Surprisingly, the very similar notions that passing comets, or even sunspot cycles, may be able to influence flu pandemics has been given serious attention within the last few decades. In 1990, researchers F. Hoyle and N.C. Wickramasinghe charted flu outbreaks along with sunspot data dating all the way back to 1761, as discussed in an article that appeared in the journal Nature. To their surprise, flu pandemics and sunspot maximums appeared to coincide, and as of 1990, had continued to do so for 17 years. This led Hoyle and Wickramasinghe to posit that viruses, bacteria, and other simple life forms not only exist in space, but in their opinions, may have evolved there too.

As they note in the 1990 paper’s conclusion:

“[W]e note that electrical fields associated with intense solar winds can rapidly drive charged particles of the size of viruses down through the exposed upper atmosphere into the shelter of the lower atmosphere, the charging of such particles being due to the photoelectric effect. This could define one possible causal link between influenza pandemics and solar activity.”
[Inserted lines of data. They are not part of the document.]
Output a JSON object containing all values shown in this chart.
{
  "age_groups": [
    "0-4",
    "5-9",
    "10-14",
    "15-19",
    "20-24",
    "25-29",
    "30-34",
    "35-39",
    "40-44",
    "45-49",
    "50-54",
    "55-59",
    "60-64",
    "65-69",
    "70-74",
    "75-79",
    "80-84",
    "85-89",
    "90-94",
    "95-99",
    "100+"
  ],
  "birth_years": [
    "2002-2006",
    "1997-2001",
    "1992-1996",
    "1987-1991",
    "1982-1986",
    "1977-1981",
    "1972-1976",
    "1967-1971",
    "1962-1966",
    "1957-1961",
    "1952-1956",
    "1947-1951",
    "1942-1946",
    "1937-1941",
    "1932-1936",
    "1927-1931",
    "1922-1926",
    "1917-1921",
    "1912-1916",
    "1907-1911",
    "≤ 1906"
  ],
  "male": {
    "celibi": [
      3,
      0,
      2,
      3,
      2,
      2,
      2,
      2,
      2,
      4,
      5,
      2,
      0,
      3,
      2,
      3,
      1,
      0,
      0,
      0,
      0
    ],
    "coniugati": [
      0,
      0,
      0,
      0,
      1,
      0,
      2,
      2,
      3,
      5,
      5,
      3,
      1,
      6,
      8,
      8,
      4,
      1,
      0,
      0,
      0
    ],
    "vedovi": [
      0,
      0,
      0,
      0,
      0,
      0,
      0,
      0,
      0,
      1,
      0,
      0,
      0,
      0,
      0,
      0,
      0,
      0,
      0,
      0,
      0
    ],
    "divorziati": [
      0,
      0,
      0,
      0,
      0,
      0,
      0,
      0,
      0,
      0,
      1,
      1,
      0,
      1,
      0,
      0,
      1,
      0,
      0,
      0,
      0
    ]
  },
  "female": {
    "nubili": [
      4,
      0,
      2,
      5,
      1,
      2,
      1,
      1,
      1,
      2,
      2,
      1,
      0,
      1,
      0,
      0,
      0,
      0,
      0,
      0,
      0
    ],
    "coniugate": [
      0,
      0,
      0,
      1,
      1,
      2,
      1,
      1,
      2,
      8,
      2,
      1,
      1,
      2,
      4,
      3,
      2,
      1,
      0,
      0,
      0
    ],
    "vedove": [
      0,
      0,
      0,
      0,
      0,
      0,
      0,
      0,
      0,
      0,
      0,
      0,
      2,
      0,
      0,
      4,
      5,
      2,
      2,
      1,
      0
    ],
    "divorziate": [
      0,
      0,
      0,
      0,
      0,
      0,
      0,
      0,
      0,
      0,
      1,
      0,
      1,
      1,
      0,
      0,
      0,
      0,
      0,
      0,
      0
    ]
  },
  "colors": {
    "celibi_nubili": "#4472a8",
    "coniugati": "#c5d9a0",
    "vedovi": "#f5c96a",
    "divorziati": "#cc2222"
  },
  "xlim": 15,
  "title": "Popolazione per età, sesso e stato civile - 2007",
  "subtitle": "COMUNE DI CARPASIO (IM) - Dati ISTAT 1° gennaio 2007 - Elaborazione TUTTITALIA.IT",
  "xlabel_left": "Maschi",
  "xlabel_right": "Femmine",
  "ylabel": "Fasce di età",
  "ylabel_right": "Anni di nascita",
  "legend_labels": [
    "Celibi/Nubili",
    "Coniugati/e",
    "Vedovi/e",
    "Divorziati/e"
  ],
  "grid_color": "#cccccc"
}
Granted, Hoyle and Wickramasinghe’s theory hasn’t managed to garner favor from the mainstream scientific community, and in likelihood, any correlations that do exist between flu pandemics and solar cycles could be explained in other ways. Still, this hasn’t ruled out the possibility that strange varieties of microbial life here on Earth may have their origins elsewhere. In 2013, it was announced that the discovery of a unique Pandoravirus, which measured a whopping micrometer (that makes it roughly ten times the size of other known viruses).

The water-born virus was not considered a threat to humans, but most unique of all its traits had been the fact that only about six percent of the Pandoravirus genes were similar to anything seen elsewhere here on Earth. Hence, some biologists seriously suggested the idea that this rare virus could have originated on Mars.

In searching for the origins of such strange and seemingly exotic microbial life, questions are inevitably raised about the nature and origin of all types of life on our planet, in addition to our certainty about what its ultimate source may have been.

Indeed, our ongoing search for “aliens” may require looking no further than right here, which begs that unique question: could we be the real “aliens”, after all?